İSTANBUL (AA) – ÖMER FARUK MADANOĞLU – Filipinler ordusu ile Moro İslami Kurtuluş Cephesi arasında 2012'de ateşkes sağlanmasının ardından İHH İnsani Yardım Vakfı Filipinler Temsilcisi olarak ülkenin güneyindeki Bangsamoro Özerk Bölgesi'ne yerleşen Ömer Kesmen, hayatını yetim çocuklara adadı.
Bangsamoro Özerk Bölgesi'nde 11 yıldır dört yetimhanenin sorumluluğunu da yürüten Kesmen, AA muhabirine, bölgede yetim çocuklar ve dezavantajlı gruplarla ilgili çalışmalarını anlattı.
Kesmen, Moro İslami Kurtuluş Cephesi ve Filipin ordusu arasında yaklaşık 60 yıl süren savaşın ardından başlatılan ateşkes sürecinde uluslararası gözlemci heyetinde yer aldığını ve bölgede 3 yıl gözlemci statüsünde çalıştığını belirterek, “Ben Moro'ya gitmeden önce Afrika'dan Orta Doğu'ya hemen hemen bütün savaş bölgelerinde yardım faaliyetleri yürüttüm ama hiç Bangsamoro Özerk Bölgesi'ndeki kadar yardıma muhtaç insanla karşılaşmadım.” dedi.

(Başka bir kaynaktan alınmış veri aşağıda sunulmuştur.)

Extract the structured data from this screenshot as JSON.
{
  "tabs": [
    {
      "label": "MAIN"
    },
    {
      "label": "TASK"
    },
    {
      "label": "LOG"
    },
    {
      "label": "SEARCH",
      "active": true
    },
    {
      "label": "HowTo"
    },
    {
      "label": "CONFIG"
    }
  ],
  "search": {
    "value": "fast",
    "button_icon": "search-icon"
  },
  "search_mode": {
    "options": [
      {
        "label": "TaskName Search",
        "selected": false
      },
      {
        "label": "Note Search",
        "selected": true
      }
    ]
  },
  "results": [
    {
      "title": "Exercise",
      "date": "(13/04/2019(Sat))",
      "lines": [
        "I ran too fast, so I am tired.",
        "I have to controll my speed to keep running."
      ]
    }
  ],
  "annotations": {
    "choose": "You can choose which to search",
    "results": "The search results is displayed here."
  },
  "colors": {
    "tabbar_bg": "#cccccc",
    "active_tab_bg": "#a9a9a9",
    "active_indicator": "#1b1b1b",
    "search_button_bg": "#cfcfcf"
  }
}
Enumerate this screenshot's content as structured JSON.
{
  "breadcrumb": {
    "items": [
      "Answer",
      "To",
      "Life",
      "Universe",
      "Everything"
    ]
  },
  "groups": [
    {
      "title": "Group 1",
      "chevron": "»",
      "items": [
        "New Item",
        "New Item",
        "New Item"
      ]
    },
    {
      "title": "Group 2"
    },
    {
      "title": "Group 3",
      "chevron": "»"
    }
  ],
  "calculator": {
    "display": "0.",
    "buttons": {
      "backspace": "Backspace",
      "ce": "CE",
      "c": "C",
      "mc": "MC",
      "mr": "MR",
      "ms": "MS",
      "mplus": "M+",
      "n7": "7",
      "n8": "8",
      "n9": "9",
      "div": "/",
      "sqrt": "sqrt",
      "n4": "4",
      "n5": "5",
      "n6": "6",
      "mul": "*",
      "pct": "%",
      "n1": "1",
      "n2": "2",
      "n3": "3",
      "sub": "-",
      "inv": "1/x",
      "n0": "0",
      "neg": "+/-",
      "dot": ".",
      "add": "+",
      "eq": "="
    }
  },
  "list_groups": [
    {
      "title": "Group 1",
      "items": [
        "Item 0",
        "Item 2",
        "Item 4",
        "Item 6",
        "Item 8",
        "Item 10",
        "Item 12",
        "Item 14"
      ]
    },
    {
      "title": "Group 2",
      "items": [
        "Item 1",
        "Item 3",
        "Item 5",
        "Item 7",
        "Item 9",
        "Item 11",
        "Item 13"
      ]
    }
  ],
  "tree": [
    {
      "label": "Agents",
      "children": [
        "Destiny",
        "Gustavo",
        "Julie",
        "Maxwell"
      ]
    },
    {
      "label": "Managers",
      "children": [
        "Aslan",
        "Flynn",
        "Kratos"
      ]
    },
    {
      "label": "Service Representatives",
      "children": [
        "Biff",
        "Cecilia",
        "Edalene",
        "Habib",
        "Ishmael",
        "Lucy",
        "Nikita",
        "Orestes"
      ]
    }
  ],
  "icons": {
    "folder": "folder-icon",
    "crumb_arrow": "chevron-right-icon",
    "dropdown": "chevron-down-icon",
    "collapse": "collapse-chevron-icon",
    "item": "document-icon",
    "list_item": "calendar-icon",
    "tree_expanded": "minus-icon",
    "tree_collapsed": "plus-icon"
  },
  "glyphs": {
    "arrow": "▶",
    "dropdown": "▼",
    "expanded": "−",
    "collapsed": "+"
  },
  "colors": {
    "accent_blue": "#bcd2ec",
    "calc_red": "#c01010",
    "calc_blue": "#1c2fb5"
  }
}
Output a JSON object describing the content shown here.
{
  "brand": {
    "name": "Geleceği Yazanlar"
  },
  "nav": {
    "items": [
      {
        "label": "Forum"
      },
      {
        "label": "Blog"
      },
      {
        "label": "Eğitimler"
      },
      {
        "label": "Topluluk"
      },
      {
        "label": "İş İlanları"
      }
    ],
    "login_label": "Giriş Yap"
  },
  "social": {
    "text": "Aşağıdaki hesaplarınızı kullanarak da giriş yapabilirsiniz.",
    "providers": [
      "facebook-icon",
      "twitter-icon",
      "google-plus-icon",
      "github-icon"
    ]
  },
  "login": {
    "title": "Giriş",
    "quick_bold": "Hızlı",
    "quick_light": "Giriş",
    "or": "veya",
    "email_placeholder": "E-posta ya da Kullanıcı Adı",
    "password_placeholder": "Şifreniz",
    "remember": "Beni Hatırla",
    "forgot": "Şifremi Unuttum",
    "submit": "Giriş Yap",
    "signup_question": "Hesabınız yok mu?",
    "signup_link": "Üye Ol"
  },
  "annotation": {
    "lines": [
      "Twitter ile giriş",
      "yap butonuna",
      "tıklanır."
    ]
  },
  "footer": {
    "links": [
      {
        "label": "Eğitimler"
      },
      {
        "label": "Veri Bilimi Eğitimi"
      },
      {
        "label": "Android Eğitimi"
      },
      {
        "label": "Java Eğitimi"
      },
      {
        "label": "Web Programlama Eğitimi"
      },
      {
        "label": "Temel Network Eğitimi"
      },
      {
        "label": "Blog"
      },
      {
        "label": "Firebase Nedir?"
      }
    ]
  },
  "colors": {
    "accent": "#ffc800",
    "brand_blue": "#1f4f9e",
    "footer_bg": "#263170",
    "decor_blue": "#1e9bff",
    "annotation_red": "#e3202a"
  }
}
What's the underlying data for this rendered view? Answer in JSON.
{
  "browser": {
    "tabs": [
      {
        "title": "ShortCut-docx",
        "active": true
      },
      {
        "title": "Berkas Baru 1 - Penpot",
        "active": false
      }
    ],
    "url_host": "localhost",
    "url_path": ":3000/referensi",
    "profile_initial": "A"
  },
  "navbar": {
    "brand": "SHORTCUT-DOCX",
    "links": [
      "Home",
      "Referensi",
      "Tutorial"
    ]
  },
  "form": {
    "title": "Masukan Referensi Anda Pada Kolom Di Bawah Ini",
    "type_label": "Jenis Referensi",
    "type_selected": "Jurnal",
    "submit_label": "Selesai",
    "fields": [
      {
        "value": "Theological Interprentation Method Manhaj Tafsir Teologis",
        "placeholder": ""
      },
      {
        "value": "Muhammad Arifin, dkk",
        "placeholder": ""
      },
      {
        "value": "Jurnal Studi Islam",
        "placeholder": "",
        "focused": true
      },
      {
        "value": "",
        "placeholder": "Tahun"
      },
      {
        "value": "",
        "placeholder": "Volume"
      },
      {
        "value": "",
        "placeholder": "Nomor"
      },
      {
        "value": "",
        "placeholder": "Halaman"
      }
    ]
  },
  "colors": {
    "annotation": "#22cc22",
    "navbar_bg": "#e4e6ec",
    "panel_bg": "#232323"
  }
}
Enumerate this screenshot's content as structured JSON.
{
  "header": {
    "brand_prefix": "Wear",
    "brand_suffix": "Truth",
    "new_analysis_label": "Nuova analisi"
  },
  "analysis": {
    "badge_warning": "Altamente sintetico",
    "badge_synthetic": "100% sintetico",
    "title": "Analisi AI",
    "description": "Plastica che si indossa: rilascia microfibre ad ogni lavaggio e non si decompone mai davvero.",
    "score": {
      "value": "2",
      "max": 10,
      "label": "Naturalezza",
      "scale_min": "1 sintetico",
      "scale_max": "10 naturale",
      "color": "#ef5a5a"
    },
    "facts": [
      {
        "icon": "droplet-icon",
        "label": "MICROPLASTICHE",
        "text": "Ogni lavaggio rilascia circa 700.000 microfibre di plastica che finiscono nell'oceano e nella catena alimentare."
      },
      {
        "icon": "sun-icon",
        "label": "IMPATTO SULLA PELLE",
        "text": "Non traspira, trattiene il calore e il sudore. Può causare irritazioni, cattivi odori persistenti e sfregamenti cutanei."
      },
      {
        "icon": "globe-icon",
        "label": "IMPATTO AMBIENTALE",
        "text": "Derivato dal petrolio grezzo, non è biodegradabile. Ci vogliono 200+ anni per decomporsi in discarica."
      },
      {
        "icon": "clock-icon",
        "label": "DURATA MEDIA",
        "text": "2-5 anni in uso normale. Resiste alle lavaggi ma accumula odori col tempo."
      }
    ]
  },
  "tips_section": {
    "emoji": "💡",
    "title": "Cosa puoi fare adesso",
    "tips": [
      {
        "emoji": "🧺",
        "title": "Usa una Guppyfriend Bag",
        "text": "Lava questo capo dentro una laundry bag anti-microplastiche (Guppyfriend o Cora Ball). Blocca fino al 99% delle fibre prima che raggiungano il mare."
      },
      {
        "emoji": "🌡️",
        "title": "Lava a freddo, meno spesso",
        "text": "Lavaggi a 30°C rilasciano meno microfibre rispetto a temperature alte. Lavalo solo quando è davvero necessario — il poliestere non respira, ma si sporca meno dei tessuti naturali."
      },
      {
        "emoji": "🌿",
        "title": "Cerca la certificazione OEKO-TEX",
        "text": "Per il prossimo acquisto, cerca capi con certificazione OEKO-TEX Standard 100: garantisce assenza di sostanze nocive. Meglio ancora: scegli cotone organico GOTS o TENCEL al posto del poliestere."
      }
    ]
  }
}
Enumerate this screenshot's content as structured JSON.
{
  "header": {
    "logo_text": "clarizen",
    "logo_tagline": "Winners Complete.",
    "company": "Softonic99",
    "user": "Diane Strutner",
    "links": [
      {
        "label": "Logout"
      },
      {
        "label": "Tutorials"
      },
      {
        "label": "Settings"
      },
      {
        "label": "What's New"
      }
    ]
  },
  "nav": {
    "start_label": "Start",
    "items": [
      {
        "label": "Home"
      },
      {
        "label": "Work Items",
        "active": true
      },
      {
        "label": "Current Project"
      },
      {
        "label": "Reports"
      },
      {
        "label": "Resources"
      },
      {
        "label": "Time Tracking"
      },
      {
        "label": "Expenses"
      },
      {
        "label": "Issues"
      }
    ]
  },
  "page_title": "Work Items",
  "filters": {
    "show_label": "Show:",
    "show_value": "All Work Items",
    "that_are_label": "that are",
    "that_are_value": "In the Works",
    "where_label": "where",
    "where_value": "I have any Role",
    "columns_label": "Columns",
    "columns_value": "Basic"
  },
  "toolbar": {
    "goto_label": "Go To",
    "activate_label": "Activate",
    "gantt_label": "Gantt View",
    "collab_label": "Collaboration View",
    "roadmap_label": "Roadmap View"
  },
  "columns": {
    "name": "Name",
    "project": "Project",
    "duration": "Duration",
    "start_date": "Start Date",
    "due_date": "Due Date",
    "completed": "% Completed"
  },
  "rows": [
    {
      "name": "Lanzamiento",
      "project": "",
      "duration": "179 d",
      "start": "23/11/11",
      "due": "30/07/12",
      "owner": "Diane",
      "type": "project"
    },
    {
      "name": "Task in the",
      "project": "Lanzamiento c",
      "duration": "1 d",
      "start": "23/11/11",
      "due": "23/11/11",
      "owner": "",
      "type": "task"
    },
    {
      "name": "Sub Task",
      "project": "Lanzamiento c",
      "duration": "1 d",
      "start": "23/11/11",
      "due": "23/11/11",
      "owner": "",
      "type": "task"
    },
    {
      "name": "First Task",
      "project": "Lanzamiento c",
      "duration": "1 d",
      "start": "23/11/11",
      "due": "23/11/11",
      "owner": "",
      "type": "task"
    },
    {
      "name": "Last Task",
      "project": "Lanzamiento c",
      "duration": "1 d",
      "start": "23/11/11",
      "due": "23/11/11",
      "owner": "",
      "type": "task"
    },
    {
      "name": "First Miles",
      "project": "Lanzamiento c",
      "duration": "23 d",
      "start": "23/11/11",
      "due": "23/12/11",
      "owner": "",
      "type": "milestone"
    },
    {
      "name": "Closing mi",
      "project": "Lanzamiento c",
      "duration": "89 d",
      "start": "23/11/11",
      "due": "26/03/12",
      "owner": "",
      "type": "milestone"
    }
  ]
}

Çok zor şartlarda hizmet etmeyi görev kabul etmeyenlerin Moro'da yaşayamayacağını kaydeden Kesmen, “Ailemle bölgeye taşınma kararı almak hiç kolay olmadı. 11 yıl önce İstanbul gibi bir metropolden, dünyanın başkenti sayılabilecek bir şehirden, elektrik, su, yol gibi hiçbir altyapının olmadığı, güvenlik problemlerinin had safhada olduğu kırsal bir bölgeye taşınma kararı almak zordu.” diye konuştu.
Kesmen, Bangsamoro'daki ilk yıllarında Türkiye'de yaşayan anne-babasını ve eski hayatını özlediği için dönmeyi düşündüğünü ancak “bölgedeki yetimleri ve diğer dezavantajlı insanları görünce” özlemin yerini daha çok çalışması gerektiği duygusuna bıraktığını ifade etti.
– “Bölgeye ilk gittiğimde binlerce sahipsiz yetim sokaklarda yaşıyordu”
Ateşkes ilan edilmeden önce bölgede yüz binlerce kişinin öldüğünü, milyonlarca kişinin ülkesini terk etmek zorunda kaldığını aktaran Kesmen, savaş nedeniyle çok sayıda çocuğun da yetim kaldığını söyledi.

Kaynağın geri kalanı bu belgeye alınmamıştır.